Future Shock – What about _____?
Communications technology is rapidly evolving. We hear about all kinds of possibilities. Some become reality, some don’t.
In 2017, we heard from lots of people about how 5G was going to “save us” by 2019. That didn’t happened. It’s 2021 and the 5G you can get in Charleston isn’t like the 5G on 5th Avenue in New York, but it is getting better and better. 5G has a very flexible definition. You and I think of it as a speed or a quality of service, but that not how providers like Verizon, AT&T and T Mobile define it. At this point, generally speaking, to get super high speed 5G, you need a fiber optical cable within 1 mile of you, a 5G antenna connected to that fiber, and a brand new cell phone, such as an iPhone 12. Dewees doesn’t have fiber. So no super high speed 5G on Dewees at this point.

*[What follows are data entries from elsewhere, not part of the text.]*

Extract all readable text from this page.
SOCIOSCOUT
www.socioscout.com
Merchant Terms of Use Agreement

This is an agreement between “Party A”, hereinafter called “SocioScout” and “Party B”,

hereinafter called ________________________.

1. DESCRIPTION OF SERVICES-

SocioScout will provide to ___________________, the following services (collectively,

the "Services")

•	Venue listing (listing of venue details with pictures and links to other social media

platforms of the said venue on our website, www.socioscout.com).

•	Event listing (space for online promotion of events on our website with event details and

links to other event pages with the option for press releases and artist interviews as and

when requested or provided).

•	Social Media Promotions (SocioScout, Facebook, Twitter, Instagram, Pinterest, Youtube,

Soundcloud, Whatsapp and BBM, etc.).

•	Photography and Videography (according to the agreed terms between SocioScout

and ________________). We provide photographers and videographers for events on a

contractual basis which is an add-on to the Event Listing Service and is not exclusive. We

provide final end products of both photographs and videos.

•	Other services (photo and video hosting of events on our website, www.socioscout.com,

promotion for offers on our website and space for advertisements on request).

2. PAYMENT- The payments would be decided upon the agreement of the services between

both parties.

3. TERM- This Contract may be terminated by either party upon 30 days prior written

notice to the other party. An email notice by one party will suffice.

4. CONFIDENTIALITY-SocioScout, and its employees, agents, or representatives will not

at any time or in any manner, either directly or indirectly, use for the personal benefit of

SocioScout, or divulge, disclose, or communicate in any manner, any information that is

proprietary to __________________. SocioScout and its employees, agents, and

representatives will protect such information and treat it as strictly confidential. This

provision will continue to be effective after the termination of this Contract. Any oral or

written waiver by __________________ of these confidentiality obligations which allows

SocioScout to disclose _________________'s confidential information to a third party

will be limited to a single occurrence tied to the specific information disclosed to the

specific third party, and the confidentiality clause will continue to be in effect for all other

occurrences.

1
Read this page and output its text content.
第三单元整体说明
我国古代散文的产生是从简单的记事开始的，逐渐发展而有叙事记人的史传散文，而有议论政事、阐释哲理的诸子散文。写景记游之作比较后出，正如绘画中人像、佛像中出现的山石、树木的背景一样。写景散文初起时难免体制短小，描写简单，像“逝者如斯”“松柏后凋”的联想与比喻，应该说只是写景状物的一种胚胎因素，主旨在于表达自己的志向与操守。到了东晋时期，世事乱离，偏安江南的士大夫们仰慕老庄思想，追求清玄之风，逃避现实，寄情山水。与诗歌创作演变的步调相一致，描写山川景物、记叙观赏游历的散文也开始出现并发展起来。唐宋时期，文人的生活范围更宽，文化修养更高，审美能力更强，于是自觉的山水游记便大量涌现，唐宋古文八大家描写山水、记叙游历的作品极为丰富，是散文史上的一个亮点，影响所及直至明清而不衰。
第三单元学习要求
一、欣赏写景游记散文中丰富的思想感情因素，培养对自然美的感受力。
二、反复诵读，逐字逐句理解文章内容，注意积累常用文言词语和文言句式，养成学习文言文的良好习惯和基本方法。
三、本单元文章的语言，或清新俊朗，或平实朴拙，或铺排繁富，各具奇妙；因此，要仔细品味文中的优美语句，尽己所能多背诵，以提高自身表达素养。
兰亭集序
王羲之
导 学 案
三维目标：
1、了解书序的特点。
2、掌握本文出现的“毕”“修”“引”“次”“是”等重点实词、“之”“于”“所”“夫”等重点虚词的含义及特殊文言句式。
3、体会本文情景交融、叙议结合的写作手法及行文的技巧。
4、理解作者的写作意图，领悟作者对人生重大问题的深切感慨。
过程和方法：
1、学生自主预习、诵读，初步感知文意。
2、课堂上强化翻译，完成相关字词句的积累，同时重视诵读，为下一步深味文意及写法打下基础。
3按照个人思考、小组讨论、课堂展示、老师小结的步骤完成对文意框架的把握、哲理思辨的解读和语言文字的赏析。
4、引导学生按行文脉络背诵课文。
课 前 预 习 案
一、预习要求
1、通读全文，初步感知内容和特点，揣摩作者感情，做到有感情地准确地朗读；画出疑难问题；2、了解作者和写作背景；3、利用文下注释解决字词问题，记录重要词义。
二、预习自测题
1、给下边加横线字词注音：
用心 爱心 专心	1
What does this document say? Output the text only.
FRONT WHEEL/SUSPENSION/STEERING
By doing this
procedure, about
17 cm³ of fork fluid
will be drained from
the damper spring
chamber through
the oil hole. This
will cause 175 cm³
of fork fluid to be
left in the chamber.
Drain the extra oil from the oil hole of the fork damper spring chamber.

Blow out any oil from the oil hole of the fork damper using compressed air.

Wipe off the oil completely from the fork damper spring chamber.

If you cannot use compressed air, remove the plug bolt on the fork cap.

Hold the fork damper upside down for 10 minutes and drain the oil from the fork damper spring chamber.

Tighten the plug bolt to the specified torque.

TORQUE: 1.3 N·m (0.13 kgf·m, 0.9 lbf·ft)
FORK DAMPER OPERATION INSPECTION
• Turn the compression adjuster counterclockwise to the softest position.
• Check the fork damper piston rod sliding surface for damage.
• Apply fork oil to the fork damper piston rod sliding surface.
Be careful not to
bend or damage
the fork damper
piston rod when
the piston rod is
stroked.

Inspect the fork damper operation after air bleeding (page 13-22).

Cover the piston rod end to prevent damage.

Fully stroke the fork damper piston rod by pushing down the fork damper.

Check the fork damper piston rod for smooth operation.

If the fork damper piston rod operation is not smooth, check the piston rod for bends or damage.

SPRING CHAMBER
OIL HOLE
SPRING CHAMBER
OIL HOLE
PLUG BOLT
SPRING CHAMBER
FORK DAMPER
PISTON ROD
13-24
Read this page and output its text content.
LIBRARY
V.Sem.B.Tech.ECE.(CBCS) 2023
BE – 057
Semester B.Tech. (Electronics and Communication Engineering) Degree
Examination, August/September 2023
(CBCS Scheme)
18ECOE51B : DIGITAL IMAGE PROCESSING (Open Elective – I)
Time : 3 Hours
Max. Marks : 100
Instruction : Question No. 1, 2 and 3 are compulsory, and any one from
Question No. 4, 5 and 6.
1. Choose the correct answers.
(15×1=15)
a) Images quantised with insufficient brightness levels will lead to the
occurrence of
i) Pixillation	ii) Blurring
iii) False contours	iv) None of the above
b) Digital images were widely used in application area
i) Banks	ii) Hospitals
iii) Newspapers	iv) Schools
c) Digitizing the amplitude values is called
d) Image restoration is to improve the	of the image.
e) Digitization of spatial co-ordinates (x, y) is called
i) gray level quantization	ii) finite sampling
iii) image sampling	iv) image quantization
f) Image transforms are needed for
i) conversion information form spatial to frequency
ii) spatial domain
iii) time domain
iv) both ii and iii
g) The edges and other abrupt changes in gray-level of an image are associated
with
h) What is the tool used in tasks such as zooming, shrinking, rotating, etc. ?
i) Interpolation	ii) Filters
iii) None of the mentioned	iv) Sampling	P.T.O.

There is an effort to try to bring Fiber to Dewees. We’re really, really hoping it works, but not counting on it.
Starlink from SpaceX
Starlink sent announcements to some people on February 22, 2021 that it might be available on Dewees in Beta (in test) in late 2021 or perhaps in 2022. It’s seems pretty neat and as an early adopter, I signed up for the Beta. The coverage will probably be for a portion of the day until SpaceX gets enough satellites up. That means each time a satellite goes out of view, you’ll have to wait for another one to come into view. SpaceX is launching bunches of satellites. Over time, the density should be high enough that Starlink Internet on Dewees is solid.
For most people, I think you can wait until you see if people like me have a good experience. But, if you like to be on the leading edge (bleeding edge), go for it. https://www.starlink.com/
Here’s what the antennas look like. We’re told they very easy to setup so long as you have a 110 degree view of the sky. The dish focuses itself — no technician needed.
Over the Air TV
If you prefer not to stream TV, perhaps because of the monthly cost, you can get HDTV using rabbit ears or a traditional TV antenna in your attic. Last time I checked there were 19 HD channels in the Charleston area and some people tell me they get up to 34. You can Google how to do this. Try, “HDTV over the air.”
Of course, this will only provide TV service and not Internet access. You may want to get a DVR that’s compatible with over the air signals so you can pause, rewind and save TV shows.
Human ingenuity is awesome. We hope some really smart people are creating the next great thing. We’re ready.